Let’s not talk about cause of the power outage; there’s a lot of stories and not much verified facts. But the power went off, and it was an incident.

It is always worth checking the private health dashboards in these situations, and rechecking them regularly. Many people think they will instantly reach out to their AWS Account team, but in the heat of an incident (Large Scale Event), they are playing catch up as well from the same limited information. Using the health dashboard is a scalable way to get operational information out to the large number of clients.

It is an interesting approach, and one that many organisations should look at in developing their own crisis comms approaches. Rather than having people spend time on the phone during an issue, direct them to a rapidly updated dashboard, and have more people fixing the issue rather than talking about it!

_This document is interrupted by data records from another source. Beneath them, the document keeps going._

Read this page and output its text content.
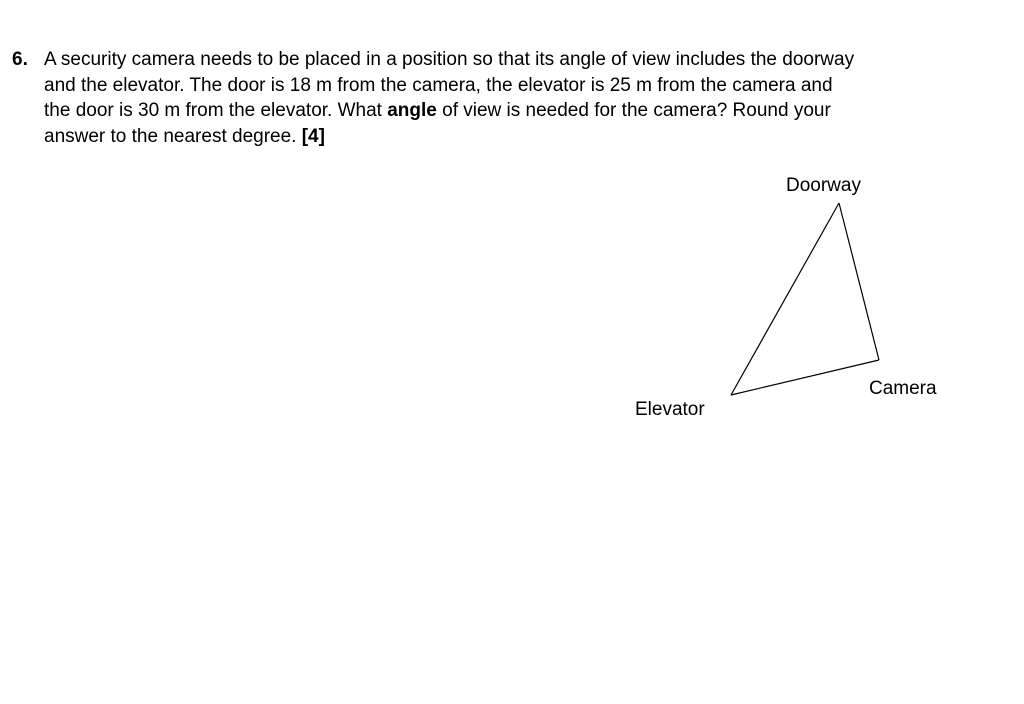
6. A security camera needs to be placed in a position so that its angle of view includes the doorway
and the elevator. The door is 18 m from the camera, the elevator is 25 m from the camera and
the door is 30 m from the elevator. What angle of view is needed for the camera? Round your
answer to the nearest degree. [4]

Doorway
Camera
Elevator
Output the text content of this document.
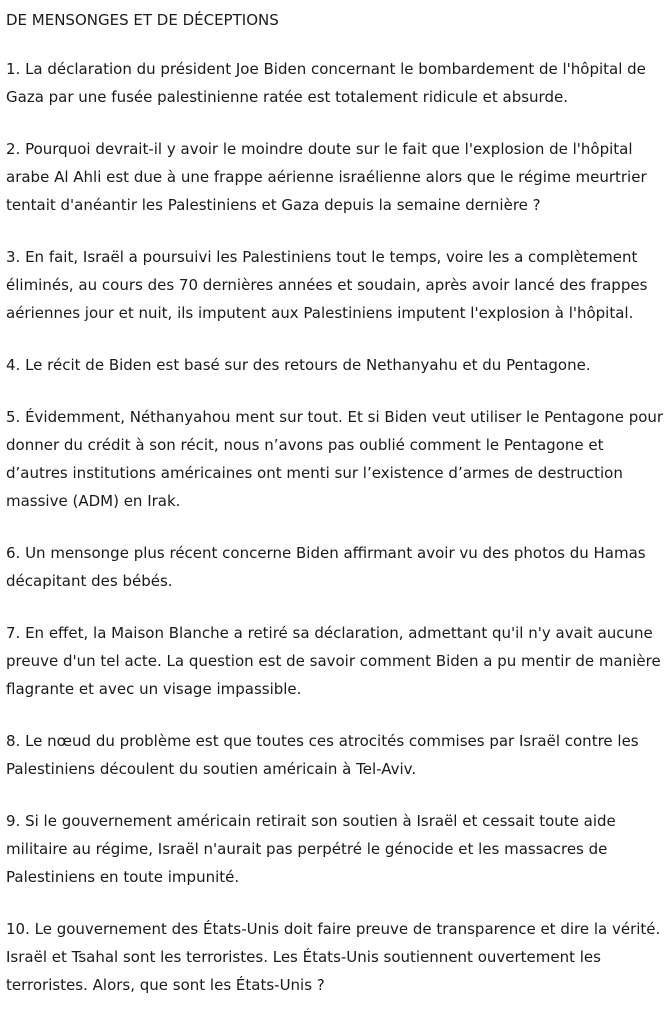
DE MENSONGES ET DE DÉCEPTIONS

1. La déclaration du président Joe Biden concernant le bombardement de l'hôpital de Gaza par une fusée palestinienne ratée est totalement ridicule et absurde.

2. Pourquoi devrait-il y avoir le moindre doute sur le fait que l'explosion de l'hôpital arabe Al Ahli est due à une frappe aérienne israélienne alors que le régime meurtrier tentait d'anéantir les Palestiniens et Gaza depuis la semaine dernière ?

3. En fait, Israël a poursuivi les Palestiniens tout le temps, voire les a complètement éliminés, au cours des 70 dernières années et soudain, après avoir lancé des frappes aériennes jour et nuit, ils imputent aux Palestiniens imputent l'explosion à l'hôpital.

4. Le récit de Biden est basé sur des retours de Nethanyahu et du Pentagone.

5. Évidemment, Néthanyahou ment sur tout. Et si Biden veut utiliser le Pentagone pour donner du crédit à son récit, nous n’avons pas oublié comment le Pentagone et d’autres institutions américaines ont menti sur l’existence d’armes de destruction massive (ADM) en Irak.

6. Un mensonge plus récent concerne Biden affirmant avoir vu des photos du Hamas décapitant des bébés.

7. En effet, la Maison Blanche a retiré sa déclaration, admettant qu'il n'y avait aucune preuve d'un tel acte. La question est de savoir comment Biden a pu mentir de manière flagrante et avec un visage impassible.

8. Le nœud du problème est que toutes ces atrocités commises par Israël contre les Palestiniens découlent du soutien américain à Tel-Aviv.

9. Si le gouvernement américain retirait son soutien à Israël et cessait toute aide militaire au régime, Israël n'aurait pas perpétré le génocide et les massacres de Palestiniens en toute impunité.

10. Le gouvernement des États-Unis doit faire preuve de transparence et dire la vérité. Israël et Tsahal sont les terroristes. Les États-Unis soutiennent ouvertement les terroristes. Alors, que sont les États-Unis ?
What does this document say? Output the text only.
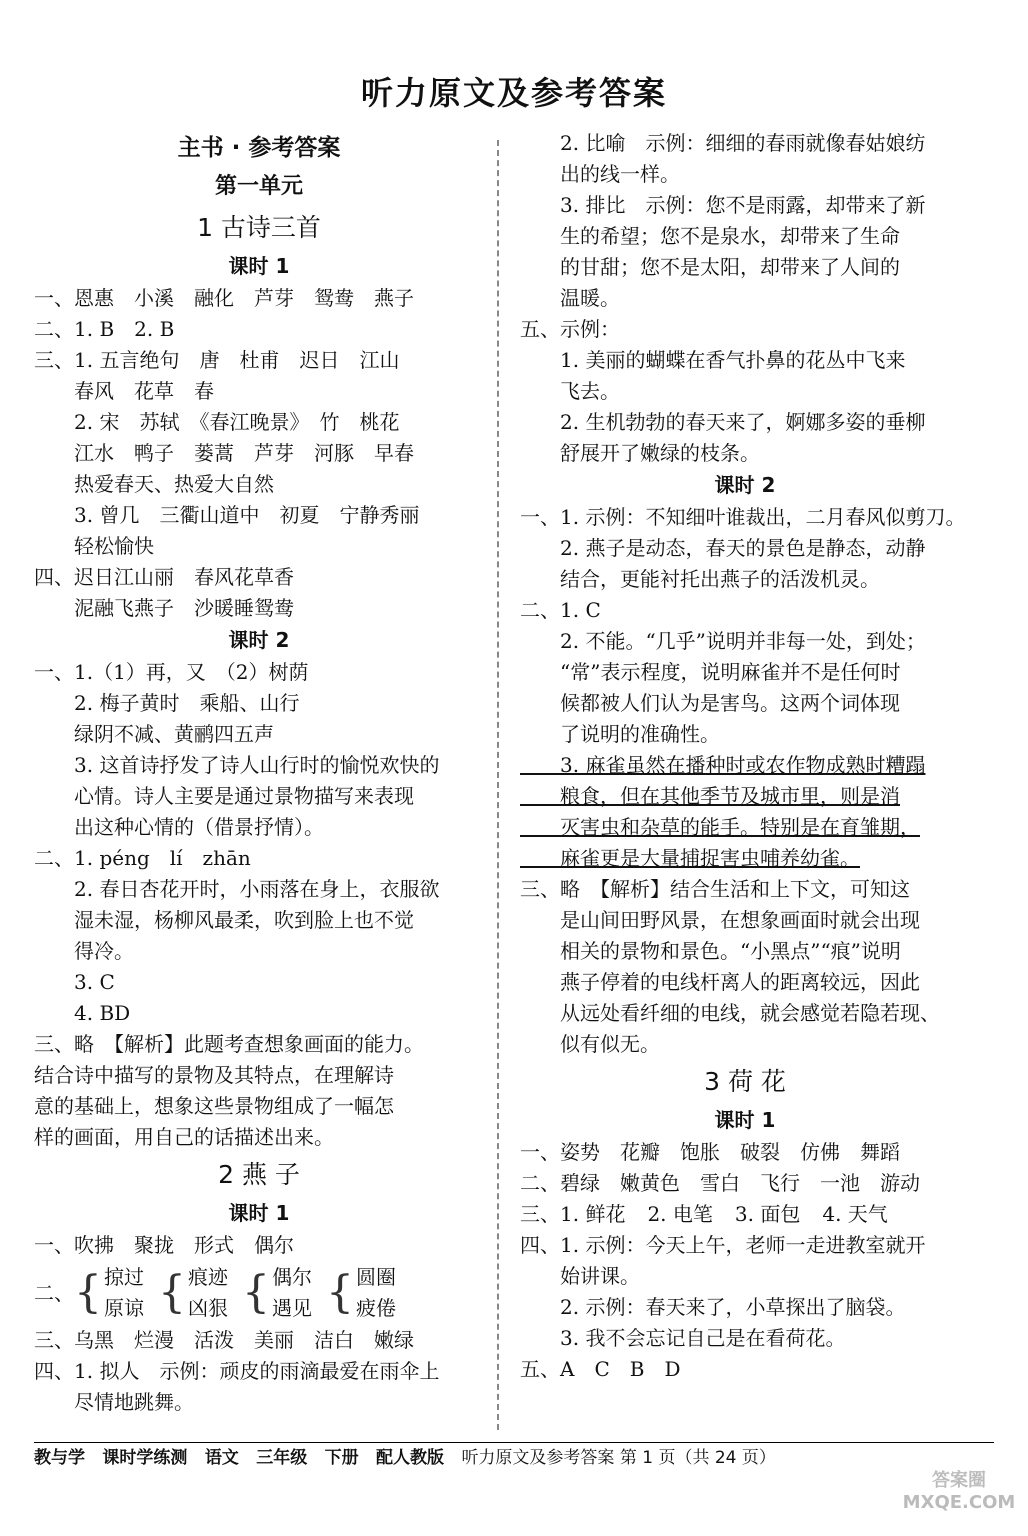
听力原文及参考答案
主书 · 参考答案
第一单元
1 古诗三首
课时 1
一、恩惠　小溪　融化　芦芽　鸳鸯　燕子
二、1. B　2. B
三、1. 五言绝句　唐　杜甫　迟日　江山
　　春风　花草　春
　　2. 宋　苏轼　《春江晚景》　竹　桃花
　　江水　鸭子　蒌蒿　芦芽　河豚　早春
　　热爱春天、热爱大自然
　　3. 曾几　三衢山道中　初夏　宁静秀丽
　　轻松愉快
四、迟日江山丽　春风花草香
　　泥融飞燕子　沙暖睡鸳鸯
课时 2
一、1.（1）再，又　（2）树荫
　　2. 梅子黄时　乘船、山行
　　绿阴不减、黄鹂四五声
　　3. 这首诗抒发了诗人山行时的愉悦欢快的
　　心情。诗人主要是通过景物描写来表现
　　出这种心情的（借景抒情）。
二、1. péng　lí　zhān
　　2. 春日杏花开时，小雨落在身上，衣服欲
　　湿未湿，杨柳风最柔，吹到脸上也不觉
　　得冷。
　　3. C
　　4. BD
三、略　【解析】此题考查想象画面的能力。
结合诗中描写的景物及其特点，在理解诗
意的基础上，想象这些景物组成了一幅怎
样的画面，用自己的话描述出来。
2 燕 子
课时 1
一、吹拂　聚拢　形式　偶尔
二、 { 掠过
原谅 { 痕迹
凶狠 { 偶尔
遇见 { 圆圈
疲倦
三、乌黑　烂漫　活泼　美丽　洁白　嫩绿
四、1. 拟人　示例：顽皮的雨滴最爱在雨伞上
　　尽情地跳舞。
　　2. 比喻　示例：细细的春雨就像春姑娘纺
　　出的线一样。
　　3. 排比　示例：您不是雨露，却带来了新
　　生的希望；您不是泉水，却带来了生命
　　的甘甜；您不是太阳，却带来了人间的
　　温暖。
五、示例：
　　1. 美丽的蝴蝶在香气扑鼻的花丛中飞来
　　飞去。
　　2. 生机勃勃的春天来了，婀娜多姿的垂柳
　　舒展开了嫩绿的枝条。
课时 2
一、1. 示例：不知细叶谁裁出，二月春风似剪刀。
　　2. 燕子是动态，春天的景色是静态，动静
　　结合，更能衬托出燕子的活泼机灵。
二、1. C
　　2. 不能。“几乎”说明并非每一处，到处；
　　“常”表示程度，说明麻雀并不是任何时
　　候都被人们认为是害鸟。这两个词体现
　　了说明的准确性。
　　3. 麻雀虽然在播种时或农作物成熟时糟蹋
　　粮食，但在其他季节及城市里，则是消
　　灭害虫和杂草的能手。特别是在育雏期，
　　麻雀更是大量捕捉害虫哺养幼雀。
三、略　【解析】结合生活和上下文，可知这
　　是山间田野风景，在想象画面时就会出现
　　相关的景物和景色。“小黑点”“痕”说明
　　燕子停着的电线杆离人的距离较远，因此
　　从远处看纤细的电线，就会感觉若隐若现、
　　似有似无。
3 荷 花
课时 1
一、姿势　花瓣　饱胀　破裂　仿佛　舞蹈
二、碧绿　嫩黄色　雪白　飞行　一池　游动
三、1. 鲜花 2. 电笔 3. 面包 4. 天气
四、1. 示例：今天上午，老师一走进教室就开
　　始讲课。
　　2. 示例：春天来了，小草探出了脑袋。
　　3. 我不会忘记自己是在看荷花。
五、A　C　B　D
教与学 课时学练测 语文 三年级 下册 配人教版 听力原文及参考答案 第 1 页（共 24 页）
答案圈 MXQE.COM
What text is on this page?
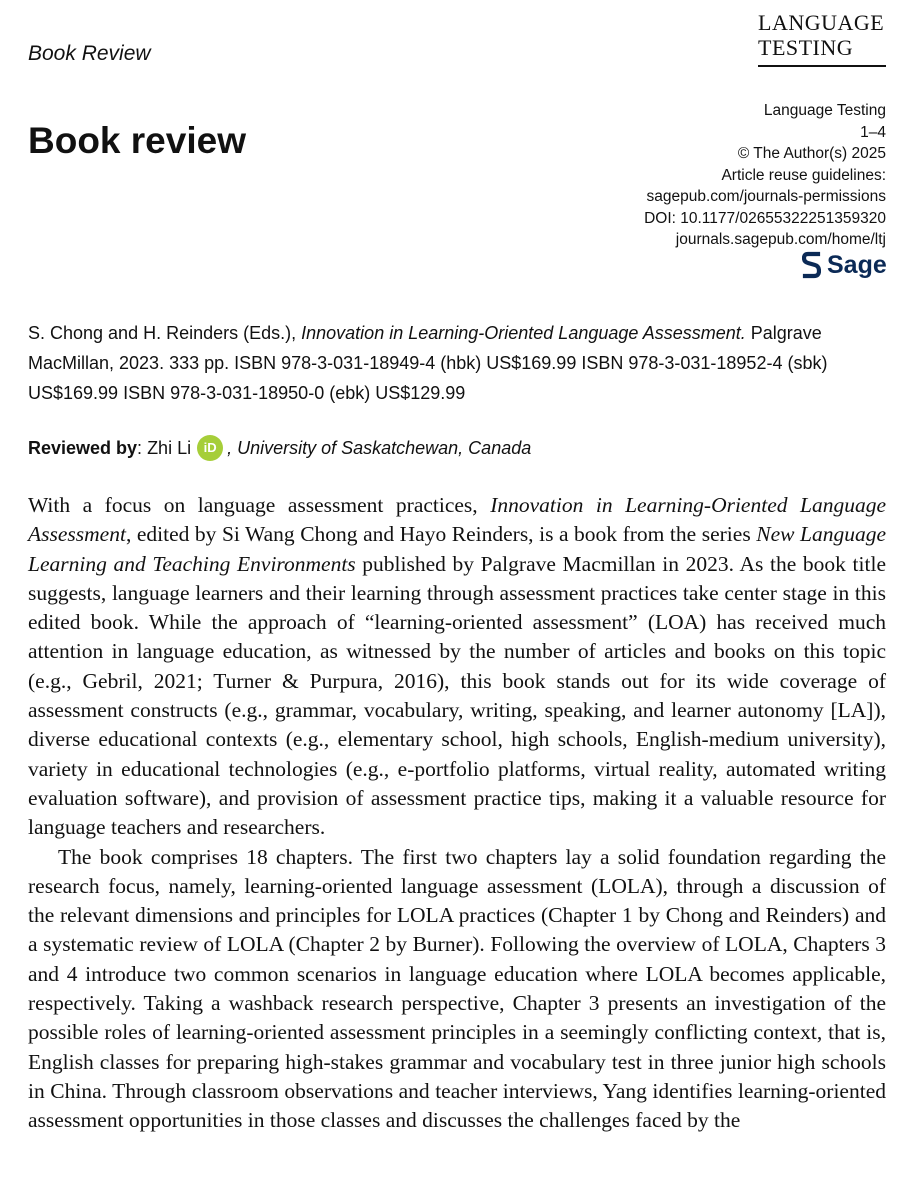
Book Review
LANGUAGE
TESTING
Book review
Language Testing
1–4
© The Author(s) 2025
Article reuse guidelines:
sagepub.com/journals-permissions
DOI: 10.1177/02655322251359320
journals.sagepub.com/home/ltj
Sage
S. Chong and H. Reinders (Eds.), Innovation in Learning-Oriented Language Assessment. Palgrave MacMillan, 2023. 333 pp. ISBN 978-3-031-18949-4 (hbk) US$169.99 ISBN 978-3-031-18952-4 (sbk) US$169.99 ISBN 978-3-031-18950-0 (ebk) US$129.99
Reviewed by : Zhi Li iD , University of Saskatchewan, Canada

With a focus on language assessment practices, Innovation in Learning-Oriented Language Assessment, edited by Si Wang Chong and Hayo Reinders, is a book from the series New Language Learning and Teaching Environments published by Palgrave Macmillan in 2023. As the book title suggests, language learners and their learning through assessment practices take center stage in this edited book. While the approach of “learning-oriented assessment” (LOA) has received much attention in language education, as witnessed by the number of articles and books on this topic (e.g., Gebril, 2021; Turner & Purpura, 2016), this book stands out for its wide coverage of assessment constructs (e.g., grammar, vocabulary, writing, speaking, and learner autonomy [LA]), diverse educational contexts (e.g., elementary school, high schools, English-medium university), variety in educational technologies (e.g., e-portfolio platforms, virtual reality, automated writing evaluation software), and provision of assessment practice tips, making it a valuable resource for language teachers and researchers.

The book comprises 18 chapters. The first two chapters lay a solid foundation regarding the research focus, namely, learning-oriented language assessment (LOLA), through a discussion of the relevant dimensions and principles for LOLA practices (Chapter 1 by Chong and Reinders) and a systematic review of LOLA (Chapter 2 by Burner). Following the overview of LOLA, Chapters 3 and 4 introduce two common scenarios in language education where LOLA becomes applicable, respectively. Taking a washback research perspective, Chapter 3 presents an investigation of the possible roles of learning-oriented assessment principles in a seemingly conflicting context, that is, English classes for preparing high-stakes grammar and vocabulary test in three junior high schools in China. Through classroom observations and teacher interviews, Yang identifies learning-oriented assessment opportunities in those classes and discusses the challenges faced by the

As was the case 10 years ago, workloads that are deployed using the ell-Architected frameworks, and use multiple Availability Zones in an active-active fashion have a good chance of surviving an AZ outage. AutoScale deployments of EC2 Virtual machine Instances should rebalance in the remaining configured Availability Zones.

Of course, if this advise is heeded by many other AWS cloud users, then all clients will have AutoScale groups making similar demands for capacity within the same small window. The best chance you have is to ensure that you are deployed across three Availability Zones (if there are three in your operational Region).

The same goes with any RDS configured instances; your standbys must be able to run from any of the operational Availability Zones, and the same situation exists if you have configured only two AZs when three exist: an automatic and immediate race for resources when an AZ goes offline.

For those that had followed Well-Architected principles and my advice from 10 years ago, then this should have been an informational event, not a critical issue. If you did get impacted, then you now know what your technical debt is. Perhaps you’ve been using cloud as “just another data canter”. Perhaps you got caught up in a migration of doing “the bare minimum to get to cloud”. Now is the time to review, and learn.